Help getting my App ready for GateKeeper. Code signing and Package depolyment

I have sent a message to Apple about my inability to see that document. They have fixed it, apparently it was a problem with my account.

I would be interested in seeing your method without using product sign works on 10.8 gatekeep machine that isn't one you developed on. Maybe other issues caused strangness with my account and those certs although using product sign worked.

However I still had issues with the individual code sign that gave me a requirments problem with the apple cert, but not the verisign cert.

I can sign my code with XCode 3.2 (whatever the full version is). However the file, while signed, still reports that it "doesn't meet it's requirements". If I sign with a verisign code cert instead of the Apple one, it does meet it's requirements.

The real problem was getting my install package signed, and I discovered productsign which does the trick. Just telling packagemaker to use a cert doesn't work. It is still untrusted by gatekeeper.

The is still the problem of product updates since you can't copy a signed file and keep it signed. It does seem that an actual program will only need to be signed to use some new APIs, not for anything I do now. I am ok with unsigned or untrusted binaries at this point because it will not be a problem in the immedate future and perhaps may never be a problem.

If it does become a problem some time will have gone by and perhaps people might know how we solve the update problem with signed files. I do not understand why Apple refuses to let you copy a signed file and have it's signature remain valid. If a file isn't altered, then it should still be trustworthy. Instead they pack some of the signed information in some kind of "extra data" which is part of the file-system, not the file itself. Whenever you copy a file, this extra data is lost.

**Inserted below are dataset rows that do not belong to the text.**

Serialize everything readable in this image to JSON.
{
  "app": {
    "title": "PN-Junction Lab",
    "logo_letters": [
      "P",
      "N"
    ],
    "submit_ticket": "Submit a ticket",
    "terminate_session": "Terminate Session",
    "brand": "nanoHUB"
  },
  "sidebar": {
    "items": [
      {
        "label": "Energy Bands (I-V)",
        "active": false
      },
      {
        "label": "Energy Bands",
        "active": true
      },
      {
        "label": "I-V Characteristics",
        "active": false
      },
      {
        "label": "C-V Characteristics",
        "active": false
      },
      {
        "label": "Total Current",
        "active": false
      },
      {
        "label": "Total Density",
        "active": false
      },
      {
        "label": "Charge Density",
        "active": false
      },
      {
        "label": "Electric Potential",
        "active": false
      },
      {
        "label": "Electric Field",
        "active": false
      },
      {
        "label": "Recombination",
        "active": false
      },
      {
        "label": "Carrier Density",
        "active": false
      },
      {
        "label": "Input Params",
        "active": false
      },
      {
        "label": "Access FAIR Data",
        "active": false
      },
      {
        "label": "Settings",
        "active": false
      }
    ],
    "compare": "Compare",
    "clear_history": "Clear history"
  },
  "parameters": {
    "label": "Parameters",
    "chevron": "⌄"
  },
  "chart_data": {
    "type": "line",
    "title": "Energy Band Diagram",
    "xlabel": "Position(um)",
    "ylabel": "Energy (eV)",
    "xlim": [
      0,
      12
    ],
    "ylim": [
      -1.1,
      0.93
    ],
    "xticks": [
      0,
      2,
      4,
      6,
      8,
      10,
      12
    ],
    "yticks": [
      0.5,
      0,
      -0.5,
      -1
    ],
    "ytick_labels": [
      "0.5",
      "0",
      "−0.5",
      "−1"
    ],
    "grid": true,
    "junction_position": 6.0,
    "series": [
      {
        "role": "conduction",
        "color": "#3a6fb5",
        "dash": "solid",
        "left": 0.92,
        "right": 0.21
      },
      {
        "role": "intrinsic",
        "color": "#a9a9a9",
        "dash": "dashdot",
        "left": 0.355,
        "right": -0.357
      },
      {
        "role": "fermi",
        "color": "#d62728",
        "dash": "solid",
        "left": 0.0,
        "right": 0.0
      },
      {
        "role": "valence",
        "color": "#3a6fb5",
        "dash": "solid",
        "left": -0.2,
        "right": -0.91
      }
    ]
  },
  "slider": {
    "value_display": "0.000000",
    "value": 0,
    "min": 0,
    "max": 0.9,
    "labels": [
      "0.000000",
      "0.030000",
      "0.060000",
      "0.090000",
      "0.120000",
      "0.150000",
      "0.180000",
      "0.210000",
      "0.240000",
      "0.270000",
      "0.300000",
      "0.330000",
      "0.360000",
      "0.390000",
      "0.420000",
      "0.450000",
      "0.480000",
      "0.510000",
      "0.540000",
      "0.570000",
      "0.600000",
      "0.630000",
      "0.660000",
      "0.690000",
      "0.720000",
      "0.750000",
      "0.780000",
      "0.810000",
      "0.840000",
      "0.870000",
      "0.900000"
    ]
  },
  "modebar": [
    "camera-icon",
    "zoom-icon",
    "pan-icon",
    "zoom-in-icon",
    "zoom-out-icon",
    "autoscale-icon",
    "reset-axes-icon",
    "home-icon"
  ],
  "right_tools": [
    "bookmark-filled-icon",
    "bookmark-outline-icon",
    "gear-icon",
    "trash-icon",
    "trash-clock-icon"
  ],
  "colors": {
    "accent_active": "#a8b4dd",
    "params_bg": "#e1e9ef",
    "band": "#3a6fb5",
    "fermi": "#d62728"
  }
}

I see you might be asking for help on how to sign the file. Install your certs and look at the code signing section of the project properties. Under that you should see something that lets you choose a cert, you click on that and you get a list of certs you can use. Then it will sign the file the next time you build it. Signing is the LAST step, so if you have some scripts that do things like copy the file, this will happen before the file is signed.

You may still be stuck unless your package and executable are in its final place before being signed since you can't copy the file. You can expand the codesigning step in your build results to see the actual codesign command and it's paramters. You can copy that and then move your file to where you wish and re-issue the command to sign your file again.

If you sign your file and then COPY it, then it is no longer trusted. Yes, that is exactly what I mean. If you use productsign on a package, and then compress / zip it, then the package will get past gatekeeper.

Just try it for yourself. Sign a binary file, some simple test excutable. Verifry it is signed useing the codesign tool. Then copy it. I used both "cp" from the bash shell or the simple copy / paste using the finder. Now re-example the file with codesing and you will see what I mean. Oh, the file has a signature, but it isn't trusted anymore.

As for how could you download a signed file? That is a great question, I do not have answer for that. If you do find such an answer, please post it here. Right now the only answer I know of is, "You can't".